IoT(モノのインターネット)

IoTとは、「Internet of Things」の略で、「モノのインターネット(化)」と訳されることが多い。身の回りのモノやデバイスをインターネットに接続し、双方向にデータを送受信することによって実現する新たなサービスやそれを支える技術、仕組みのことを指す。

インターネットとの親和性がないように見えるモノがネットワークに接続されたとき、IoTとしての価値は高まる。例えば、自動車の自動運転、交通機関のリアルタイムな運行状況、物流の配送状況や在庫管理、医療における健康管理や医療機関との共有、農業における自動化栽培というように、あらゆる分野でネットワークとの接続による新しい取り組みがスタートしている。

ジオフェンス

ジオフェンス(geofence)もしくはジオフェンシング(geofencing)とは、位置情報を使った仕組みの一つで、仮想的な地理的境界線のこと。あるいはその仮想の地理的境界線を活用したサービスのこと。

GPSやRFID、Wi-Fi、Bluetoothなどを使い、特定の場所の周辺に仮想の境界線を設ける。ユーザーの所有するモバイル端末がその仮想境界内に出入りしたときに、アプリやソフトウェアでアクションを実行するといった活用ができる。例えば自店舗周辺エリアをジオフェンスとして設定し、ユーザーがジオフェンス内に入るとメッセージ送信やクーポンを表示する、といったアクションを自動で実施できる。

モバイル端末の位置情報を元にしたO2Oのマーケティング施策に利用される。

モバイルアプリでの活用の他に、運輸業界での車両管理、畜産業界での家畜の管理、ドローンの飛行領域の管理などでも活用されている。

O2O (Online to Offline)

O2Oとは、「Online to Offline」の略で、ネット上から実店舗など、オンラインからオフラインへ送客したり購買行動に影響を与えたりする施策やビジネスモデルのこと。読みは「オーツーオー」。

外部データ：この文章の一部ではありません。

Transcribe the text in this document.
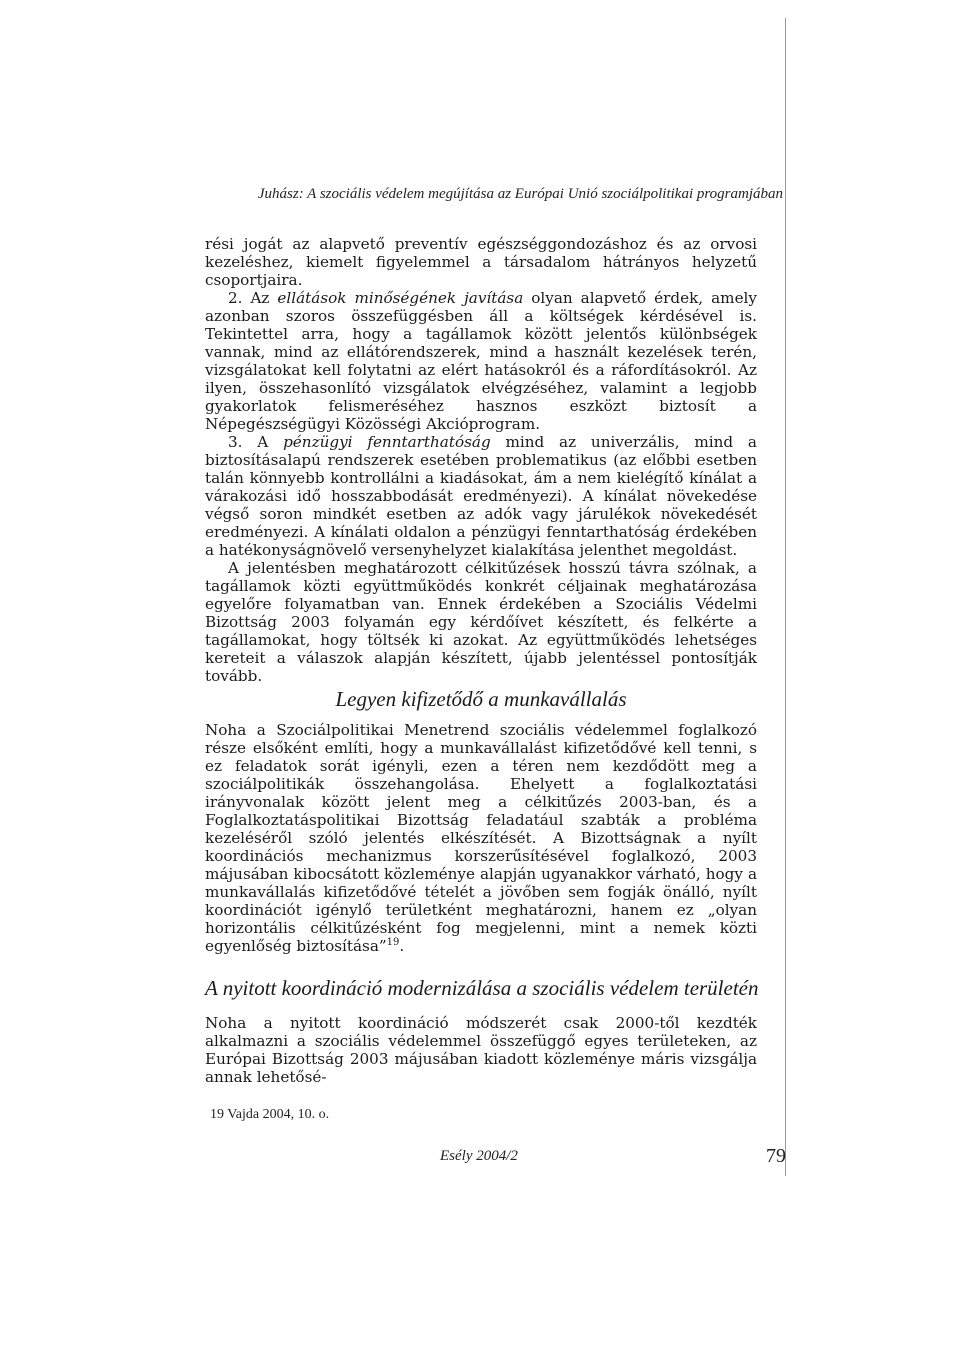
Juhász: A szociális védelem megújítása az Európai Unió szociálpolitikai programjában

rési jogát az alapvető preventív egészséggondozáshoz és az orvosi kezeléshez, kiemelt figyelemmel a társadalom hátrányos helyzetű csoportjaira.

2. Az ellátások minőségének javítása olyan alapvető érdek, amely azonban szoros összefüggésben áll a költségek kérdésével is. Tekintettel arra, hogy a tagállamok között jelentős különbségek vannak, mind az ellátórendszerek, mind a használt kezelések terén, vizsgálatokat kell folytatni az elért hatásokról és a ráfordításokról. Az ilyen, összehasonlító vizsgálatok elvégzéséhez, valamint a legjobb gyakorlatok felismeréséhez hasznos eszközt biztosít a Népegészségügyi Közösségi Akcióprogram.

3. A pénzügyi fenntarthatóság mind az univerzális, mind a biztosításalapú rendszerek esetében problematikus (az előbbi esetben talán könnyebb kontrollálni a kiadásokat, ám a nem kielégítő kínálat a várakozási idő hosszabbodását eredményezi). A kínálat növekedése végső soron mindkét esetben az adók vagy járulékok növekedését eredményezi. A kínálati oldalon a pénzügyi fenntarthatóság érdekében a hatékonyságnövelő versenyhelyzet kialakítása jelenthet megoldást.

A jelentésben meghatározott célkitűzések hosszú távra szólnak, a tagállamok közti együttműködés konkrét céljainak meghatározása egyelőre folyamatban van. Ennek érdekében a Szociális Védelmi Bizottság 2003 folyamán egy kérdőívet készített, és felkérte a tagállamokat, hogy töltsék ki azokat. Az együttműködés lehetséges kereteit a válaszok alapján készített, újabb jelentéssel pontosítják tovább.

Legyen kifizetődő a munkavállalás

Noha a Szociálpolitikai Menetrend szociális védelemmel foglalkozó része elsőként említi, hogy a munkavállalást kifizetődővé kell tenni, s ez feladatok sorát igényli, ezen a téren nem kezdődött meg a szociálpolitikák összehangolása. Ehelyett a foglalkoztatási irányvonalak között jelent meg a célkitűzés 2003-ban, és a Foglalkoztatáspolitikai Bizottság feladatául szabták a probléma kezeléséről szóló jelentés elkészítését. A Bizottságnak a nyílt koordinációs mechanizmus korszerűsítésével foglalkozó, 2003 májusában kibocsátott közleménye alapján ugyanakkor várható, hogy a munkavállalás kifizetődővé tételét a jövőben sem fogják önálló, nyílt koordinációt igénylő területként meghatározni, hanem ez „olyan horizontális célkitűzésként fog megjelenni, mint a nemek közti egyenlőség biztosítása”$^{19}$.

A nyitott koordináció modernizálása a szociális védelem területén

Noha a nyitott koordináció módszerét csak 2000-től kezdték alkalmazni a szociális védelemmel összefüggő egyes területeken, az Európai Bizottság 2003 májusában kiadott közleménye máris vizsgálja annak lehetősé-

19 Vajda 2004, 10. o.
Esély 2004/2	79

代表的なものに、オンラインで割引クーポンを発行して来店を促すといった施策などがある。

逆の「Offline to Online」として、「ショールーミング」のように実店舗からネット上での購買行動につなげる施策やビジネスモデルも、O2Oに含まれる。

iBeacon

iBeacon(アイビーコン)は、デバイスの位置の特定やデバイス同士の距離を測定する技術のこと。アップルがOS「iOS 7」に搭載した機能。iPhoneアプリと連携して決済やNFCの領域をカバーする技術でもあり、O2Oを促進させる技術の一つとして捉えられている。

対応したアプリをiPhoneに入れておくと、「ビーコン」という小さな端末が飛ばすBluetoothの電波をiPhoneが常にキャッチし、アプリを起動していなくても画面上に通知を表示する。GPSとは異なり半径数メートルという近距離で電波を飛ばせるため、店舗の入口や特定の商品棚にビーコンを設置すれば、最適なタイミングで情報を配信できる。

NFC(近距離無線通信規格)

NFCとは、Near Field Communicationの略で、NFCを搭載した端末を数cmといった近距離にかざすだけで無線通信が行える技術である。近距離無線通信の技術規格で、無線通信による個体識別の技術の一つ。非接触通信とも呼ばれる。

NFCは、磁気カードや接触型ICカード、バーコードやQRコードの光学式読み取りと比べてアクセス時間が短く、非接触によって機器の故障率も低いといった特徴を持つ。

AndroidやiPhoneにもNFCは搭載され、Google PayやApple Payなどのスマートフォン決済(モバイル決済)などでその技術を利用できる。クレジットカードの「タッチ決済(コンタクトレス決済)」もNFCを利用した非接触IC決済であり、普及が進んでいる。SuicaやPASMOをはじめとした交通系ICカードも、NFCをベースにソニーが開発した独自規格「FeliCa」である。